One Plan Area per Project — With File Attachments the AI Can Read Too
On bigger projects I know the problem all too well: the actual plan lives in some notes document, the important files sit in a folder on my hard drive, and when I then sit down to work on the project with the AI, I have to dig both out again and paste them in one by one. That bit of housekeeping is exactly what I wanted to get rid of. So in boostN, every Big Project now has its own plan area — right at the top of the project, where it belongs.
The plan now lives at the project, not next to it
The basic idea is simple: instead of keeping the plan somewhere separate, I write it straight onto the project. It’s a proper writing space with formatting — headings, lists, emphasis — not something choppy, but text you can actually think in.
And I’m not locked into a single plan. I can create several plans per project, each with its own done status. That lets me, say, keep the rough direction apart from the concrete next step without opening a second tool for it. Once a plan is worked through, I check it off and it moves out of the way.
What I like is that it’s the same plan building block that also sits inside the Vision Board. Which means: no matter where in the app I’m planning, it feels the same. One concept, learned once, identical everywhere.
Drag files in — and pull them back out
The part I use most day to day is the file attachments right at the plan area. I can pick a file with the ”+ File” button or simply drag and drop it into the window, several at once if I like. Downloading is a single click.
And it barely matters what kind of file it is: a Markdown note, an exported HTML, a PDF with the client’s brief — the area takes anything up to 20 MB per file. So the reference material finally sits where the plan is, instead of scattered across three folders and two chats.
What I use it for
The client’s brief as a PDF, a Markdown file with the collected requirements, and a couple of screenshots — all on the same project. When I come back two weeks later, the whole context is right there.
The interesting part: the AI reads along
Up to here it’s a tidy but unspectacular thing — a plan plus a few attachments. The real difference comes from the AI agent being able to read the plan and write to it as well.
In practice that means: I no longer have to laboriously explain the plan to the AI every time or paste it in. It can read a project’s plan directly, take its bearings from it, and, on request, keep writing it. It pulls the attached files through secure, time-limited links — so it has the project context right at hand, without me becoming the bridge between plan and chat.

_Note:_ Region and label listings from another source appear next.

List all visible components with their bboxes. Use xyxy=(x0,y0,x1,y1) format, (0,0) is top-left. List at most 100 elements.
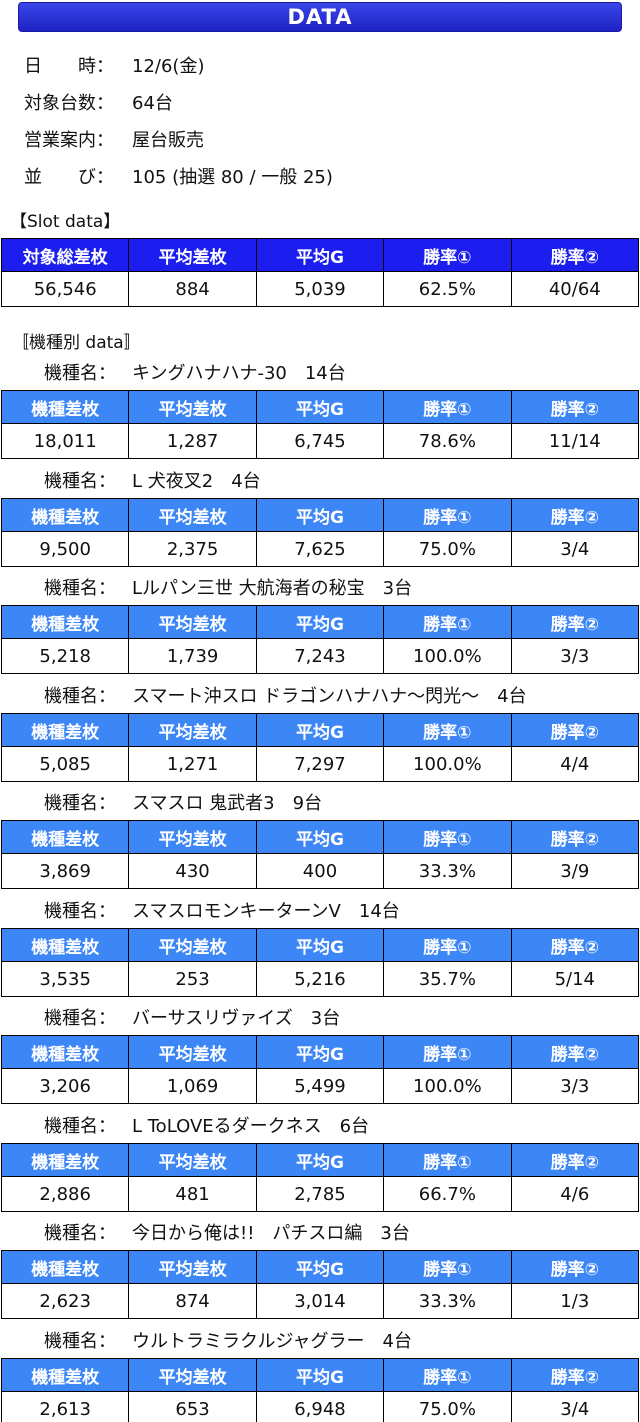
table-cell: 6,948 xyxy=(255,1391,385,1422)
table-cell: 9,500 xyxy=(0,531,130,567)
slot-summary-table: 対象総差枚 平均差枚 平均G 勝率① 勝率② 56,546 884 5,039 … xyxy=(0,238,640,307)
table-row: 3,206 1,069 5,499 100.0% 3/3 xyxy=(0,1068,640,1104)
model-title: 機種名： Lルパン三世 大航海者の秘宝 3台 xyxy=(44,574,412,600)
table-cell: 3/4 xyxy=(510,1391,640,1422)
table-cell: 2,785 xyxy=(255,1176,385,1212)
table-cell: 3/9 xyxy=(510,853,640,889)
table-cell: 33.3% xyxy=(383,1283,512,1319)
table-row: 2,886 481 2,785 66.7% 4/6 xyxy=(0,1176,640,1212)
table-cell: 874 xyxy=(128,1283,257,1319)
model-name: キングハナハナ-30 14台 xyxy=(132,363,346,384)
table-cell: 481 xyxy=(128,1176,257,1212)
model-name: 今日から俺は!! パチスロ編 3台 xyxy=(132,1223,410,1244)
table-header-row: 機種差枚 平均差枚 平均G 勝率① 勝率② xyxy=(0,1358,640,1392)
info-value: 64台 xyxy=(132,93,173,114)
column-header: 平均差枚 xyxy=(128,820,257,854)
table-row: 56,546 884 5,039 62.5% 40/64 xyxy=(0,271,640,307)
model-label: 機種名： xyxy=(44,686,116,707)
column-header: 平均G xyxy=(255,1358,385,1392)
table-cell: 5,039 xyxy=(255,271,385,307)
column-header: 平均G xyxy=(255,498,385,532)
model-name: スマスロ 鬼武者3 9台 xyxy=(132,793,323,814)
column-header: 平均G xyxy=(255,1143,385,1177)
model-table: 機種差枚 平均差枚 平均G 勝率① 勝率② 2,613 653 6,948 75.0% 3/4 xyxy=(0,1358,640,1422)
table-cell: 11/14 xyxy=(510,423,640,459)
model-title: 機種名： ウルトラミラクルジャグラー 4台 xyxy=(44,1327,412,1353)
column-header: 平均差枚 xyxy=(128,605,257,639)
table-cell: 253 xyxy=(128,961,257,997)
table-cell: 6,745 xyxy=(255,423,385,459)
column-header: 機種差枚 xyxy=(0,1035,130,1069)
model-title: 機種名： キングハナハナ-30 14台 xyxy=(44,359,346,385)
info-label: 対象台数： xyxy=(24,93,114,114)
column-header: 勝率② xyxy=(510,820,640,854)
column-header: 勝率② xyxy=(510,1035,640,1069)
table-cell: 66.7% xyxy=(383,1176,512,1212)
table-header-row: 機種差枚 平均差枚 平均G 勝率① 勝率② xyxy=(0,1035,640,1069)
model-name: Lルパン三世 大航海者の秘宝 3台 xyxy=(132,578,413,599)
table-cell: 2,375 xyxy=(128,531,257,567)
table-cell: 40/64 xyxy=(510,271,640,307)
model-table: 機種差枚 平均差枚 平均G 勝率① 勝率② 9,500 2,375 7,625 75.0% 3/4 xyxy=(0,498,640,567)
table-header-row: 機種差枚 平均差枚 平均G 勝率① 勝率② xyxy=(0,1143,640,1177)
column-header: 勝率② xyxy=(510,605,640,639)
column-header: 平均差枚 xyxy=(128,1358,257,1392)
table-cell: 884 xyxy=(128,271,257,307)
model-table: 機種差枚 平均差枚 平均G 勝率① 勝率② 2,623 874 3,014 33.3% 1/3 xyxy=(0,1250,640,1319)
model-label: 機種名： xyxy=(44,1116,116,1137)
table-cell: 62.5% xyxy=(383,271,512,307)
model-name: ウルトラミラクルジャグラー 4台 xyxy=(132,1331,413,1352)
column-header: 勝率① xyxy=(383,1358,512,1392)
model-table: 機種差枚 平均差枚 平均G 勝率① 勝率② 18,011 1,287 6,745 78.6% 11… xyxy=(0,390,640,459)
column-header: 勝率② xyxy=(510,928,640,962)
model-name: スマート沖スロ ドラゴンハナハナ～閃光～ 4台 xyxy=(132,686,527,707)
table-header-row: 機種差枚 平均差枚 平均G 勝率① 勝率② xyxy=(0,390,640,424)
table-cell: 3,014 xyxy=(255,1283,385,1319)
table-cell: 1,287 xyxy=(128,423,257,459)
table-cell: 100.0% xyxy=(383,746,512,782)
column-header: 勝率① xyxy=(383,713,512,747)
table-row: 2,623 874 3,014 33.3% 1/3 xyxy=(0,1283,640,1319)
column-header: 機種差枚 xyxy=(0,1358,130,1392)
model-title: 機種名： スマスロモンキーターンV 14台 xyxy=(44,897,400,923)
column-header: 勝率② xyxy=(510,1143,640,1177)
model-name: L 犬夜叉2 4台 xyxy=(132,471,261,492)
column-header: 機種差枚 xyxy=(0,390,130,424)
model-label: 機種名： xyxy=(44,793,116,814)
table-cell: 3/3 xyxy=(510,638,640,674)
table-header-row: 機種差枚 平均差枚 平均G 勝率① 勝率② xyxy=(0,928,640,962)
column-header: 勝率② xyxy=(510,498,640,532)
column-header: 勝率② xyxy=(510,390,640,424)
column-header: 機種差枚 xyxy=(0,713,130,747)
column-header: 平均差枚 xyxy=(128,1250,257,1284)
info-label: 並 び： xyxy=(24,167,114,188)
table-cell: 1,069 xyxy=(128,1068,257,1104)
table-header-row: 対象総差枚 平均差枚 平均G 勝率① 勝率② xyxy=(0,238,640,272)
model-table: 機種差枚 平均差枚 平均G 勝率① 勝率② 5,085 1,271 7,297 100.0% 4/… xyxy=(0,713,640,782)
table-cell: 100.0% xyxy=(383,1068,512,1104)
column-header: 勝率① xyxy=(383,820,512,854)
model-name: L ToLOVEるダークネス 6台 xyxy=(132,1116,370,1137)
model-name: スマスロモンキーターンV 14台 xyxy=(132,901,400,922)
column-header: 対象総差枚 xyxy=(0,238,130,272)
column-header: 勝率② xyxy=(510,238,640,272)
model-title: 機種名： L 犬夜叉2 4台 xyxy=(44,467,261,493)
table-cell: 7,625 xyxy=(255,531,385,567)
model-table: 機種差枚 平均差枚 平均G 勝率① 勝率② 5,218 1,739 7,243 100.0% 3/… xyxy=(0,605,640,674)
table-row: 5,218 1,739 7,243 100.0% 3/3 xyxy=(0,638,640,674)
column-header: 勝率② xyxy=(510,1358,640,1392)
table-cell: 1,271 xyxy=(128,746,257,782)
model-title: 機種名： スマスロ 鬼武者3 9台 xyxy=(44,789,322,815)
model-title: 機種名： スマート沖スロ ドラゴンハナハナ～閃光～ 4台 xyxy=(44,682,527,708)
column-header: 勝率① xyxy=(383,1250,512,1284)
column-header: 機種差枚 xyxy=(0,605,130,639)
table-cell: 33.3% xyxy=(383,853,512,889)
column-header: 平均G xyxy=(255,928,385,962)
column-header: 機種差枚 xyxy=(0,1250,130,1284)
table-cell: 100.0% xyxy=(383,638,512,674)
info-label: 日 時： xyxy=(24,56,114,77)
table-cell: 5,218 xyxy=(0,638,130,674)
column-header: 平均差枚 xyxy=(128,238,257,272)
slot-data-heading: 【Slot data】 xyxy=(10,212,121,232)
column-header: 勝率② xyxy=(510,1250,640,1284)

That changes how I work more than it sounds at first. Instead of “read through this again, then let’s talk,” it becomes “you know the plan, let’s pick up at the next point.” Context is no longer something I have to supply, but something that’s simply present at the project.
Private stays private
One thing mattered to me about the file attachments from the start: this is private storage. Only the owner can reach their files, no one else. And when something gets downloaded, it’s always delivered as a file and never just executed in the browser — especially with HTML files that’s an important distinction, one you normally shouldn’t have to think about as a user, because it ought to just be handled cleanly.
Conclusion
In the end the plan area is about one single, rather unglamorous thing: context in one place. The plan, the reference files, and the AI agent that knows both — all on the same project, instead of scattered across notes, folders and chat histories. For me it’s one of those building blocks you don’t want to do without after a few days, because the constant digging-around simply falls away.